Four months after the Colorado Brewers Guild was ruptured by a dispute over leadership, membership and direction, the two sides have agreed, at leasts in principle, to reconcile their differences. But first, the CBG will need to get at least 51 percent of its 220 or so members to agree to the plan.

“We want to have a single voice. That is the foundation of what we are doing, and we are asking our members to get involved and help figure out the details as we go forward,” says Chris Wright, the founder of Pikes Peak brewing in Monument, who is serving as the Guild's board chairman. “We want to stop talking about the Guild and start talking about craft beer in Colorado.”

If the membership agrees, the twenty-year-old CBG and a breakaway group called Craft Beer Colorado would reunite, using the Guild’s name and the bylaws of the new organization. Craft Beer Colorado split off from the Guild in June for several reasons, including frustration with the leadership of longtime Guild director John Carlson and the continuing presence of Breckenridge Brewery in the group.
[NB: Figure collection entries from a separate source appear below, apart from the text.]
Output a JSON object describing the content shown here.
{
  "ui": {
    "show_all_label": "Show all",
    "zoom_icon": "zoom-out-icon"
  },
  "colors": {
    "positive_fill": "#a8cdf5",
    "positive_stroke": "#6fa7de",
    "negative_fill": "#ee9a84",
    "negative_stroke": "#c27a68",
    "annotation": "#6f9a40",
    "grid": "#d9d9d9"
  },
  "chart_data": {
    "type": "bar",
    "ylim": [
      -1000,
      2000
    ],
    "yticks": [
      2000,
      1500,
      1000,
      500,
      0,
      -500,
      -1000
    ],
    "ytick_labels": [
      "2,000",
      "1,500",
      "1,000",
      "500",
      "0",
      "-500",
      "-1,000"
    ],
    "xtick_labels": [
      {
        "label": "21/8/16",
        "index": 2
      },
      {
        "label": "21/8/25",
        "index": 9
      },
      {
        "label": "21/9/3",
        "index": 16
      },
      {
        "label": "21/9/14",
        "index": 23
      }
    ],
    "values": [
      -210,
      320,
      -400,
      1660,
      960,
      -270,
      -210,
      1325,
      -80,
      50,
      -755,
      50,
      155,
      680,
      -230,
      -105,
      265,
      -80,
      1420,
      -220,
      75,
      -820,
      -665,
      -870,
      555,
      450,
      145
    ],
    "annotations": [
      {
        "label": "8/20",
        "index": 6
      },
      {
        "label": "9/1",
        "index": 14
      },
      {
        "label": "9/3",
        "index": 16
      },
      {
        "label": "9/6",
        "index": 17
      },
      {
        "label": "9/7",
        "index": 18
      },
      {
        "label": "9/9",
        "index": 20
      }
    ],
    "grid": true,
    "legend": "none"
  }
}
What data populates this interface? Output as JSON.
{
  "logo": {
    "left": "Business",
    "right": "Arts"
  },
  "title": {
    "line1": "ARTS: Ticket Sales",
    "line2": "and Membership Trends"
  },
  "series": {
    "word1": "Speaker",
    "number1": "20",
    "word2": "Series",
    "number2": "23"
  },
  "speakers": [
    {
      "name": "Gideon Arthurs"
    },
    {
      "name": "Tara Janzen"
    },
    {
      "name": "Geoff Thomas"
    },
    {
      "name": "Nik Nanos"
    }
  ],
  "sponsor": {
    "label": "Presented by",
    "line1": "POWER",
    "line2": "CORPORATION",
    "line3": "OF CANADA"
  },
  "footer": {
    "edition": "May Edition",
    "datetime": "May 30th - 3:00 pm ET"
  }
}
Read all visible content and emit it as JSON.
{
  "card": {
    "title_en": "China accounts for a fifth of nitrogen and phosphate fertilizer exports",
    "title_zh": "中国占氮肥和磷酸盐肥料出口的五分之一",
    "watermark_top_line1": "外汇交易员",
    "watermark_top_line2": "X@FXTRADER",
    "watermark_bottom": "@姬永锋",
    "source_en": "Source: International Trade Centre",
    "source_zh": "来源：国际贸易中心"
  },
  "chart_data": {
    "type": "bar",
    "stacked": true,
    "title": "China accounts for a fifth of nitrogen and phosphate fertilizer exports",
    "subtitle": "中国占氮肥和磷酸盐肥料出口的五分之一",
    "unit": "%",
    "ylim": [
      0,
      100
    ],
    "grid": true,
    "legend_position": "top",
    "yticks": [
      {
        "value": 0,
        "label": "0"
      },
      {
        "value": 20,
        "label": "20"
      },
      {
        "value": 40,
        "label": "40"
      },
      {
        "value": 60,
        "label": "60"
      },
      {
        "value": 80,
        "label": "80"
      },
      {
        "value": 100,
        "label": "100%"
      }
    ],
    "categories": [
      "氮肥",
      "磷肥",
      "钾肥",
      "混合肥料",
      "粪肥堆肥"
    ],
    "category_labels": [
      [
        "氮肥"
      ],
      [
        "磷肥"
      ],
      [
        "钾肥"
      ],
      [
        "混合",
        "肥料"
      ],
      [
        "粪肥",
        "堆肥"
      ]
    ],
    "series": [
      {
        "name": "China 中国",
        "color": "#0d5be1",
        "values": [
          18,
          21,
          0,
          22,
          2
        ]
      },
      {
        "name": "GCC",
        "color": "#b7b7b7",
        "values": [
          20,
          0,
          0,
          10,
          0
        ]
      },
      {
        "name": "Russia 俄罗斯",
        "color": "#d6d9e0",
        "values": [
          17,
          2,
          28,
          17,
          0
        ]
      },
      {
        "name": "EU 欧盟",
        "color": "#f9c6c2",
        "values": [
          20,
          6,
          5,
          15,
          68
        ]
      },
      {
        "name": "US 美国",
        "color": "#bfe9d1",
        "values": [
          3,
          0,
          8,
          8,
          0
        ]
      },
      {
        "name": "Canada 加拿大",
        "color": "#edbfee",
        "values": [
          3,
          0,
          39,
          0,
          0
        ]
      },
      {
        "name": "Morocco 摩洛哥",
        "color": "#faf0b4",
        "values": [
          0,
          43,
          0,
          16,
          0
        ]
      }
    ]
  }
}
Its fourteen members include New Belgium Brewing, Left Hand Brewing, Odell Brewing and Oskar Blues.

The new organization will not have “a spot” for Carlson, Wright says. Carlson stepped down temporarily in August to let the process play out; he has since left the Guild for good.

Nor will the new organization have a place for Breckenridge Brewery, which was bought out by Anheuser-Busch InBev last December. Many craft brewers believe they are in a battle with AB InBev, which makes Budweiser, among other beers, so Breckenridge’s continuing presence in the organization caused concern. The new group’s bylaws will mirror those of the national Brewers Association so that large — more than six million barrels per year — corporate-owned breweries like Breckenridge can’t be members.

Other than that, the policy goals of the two organizations “are in lockstep,” says Laura Long, the former Guild lobbyist who now represents Craft Beer Colorado. “But the 2017 legislative session is looming. Hopefully we will be speaking with one voice by then.” The CBG has its work cut out for it as it tries to persuade members to ratify the union, she notes, but adds that she's looking forward to moving ahead in tandem.

Colorado's $1.7 billion craft-beer industry will face a number of challenges during the upcoming legislative session, including rules for the slow roll-out of SB 197, which will allow beer sales in grocery stores.

If the agreement goes through, the new organization would likely have eleven boardmembers, five from each group and one appointed in a different way. A new executive director would also be hired.

Some of the details were hammered out during a three-hour meeting that took place on Friday, October 7, before the second day of the Great American Beer Festival.

There's no timeline yet for the Guild vote, Wright says, but he hopes to get the process moving quickly.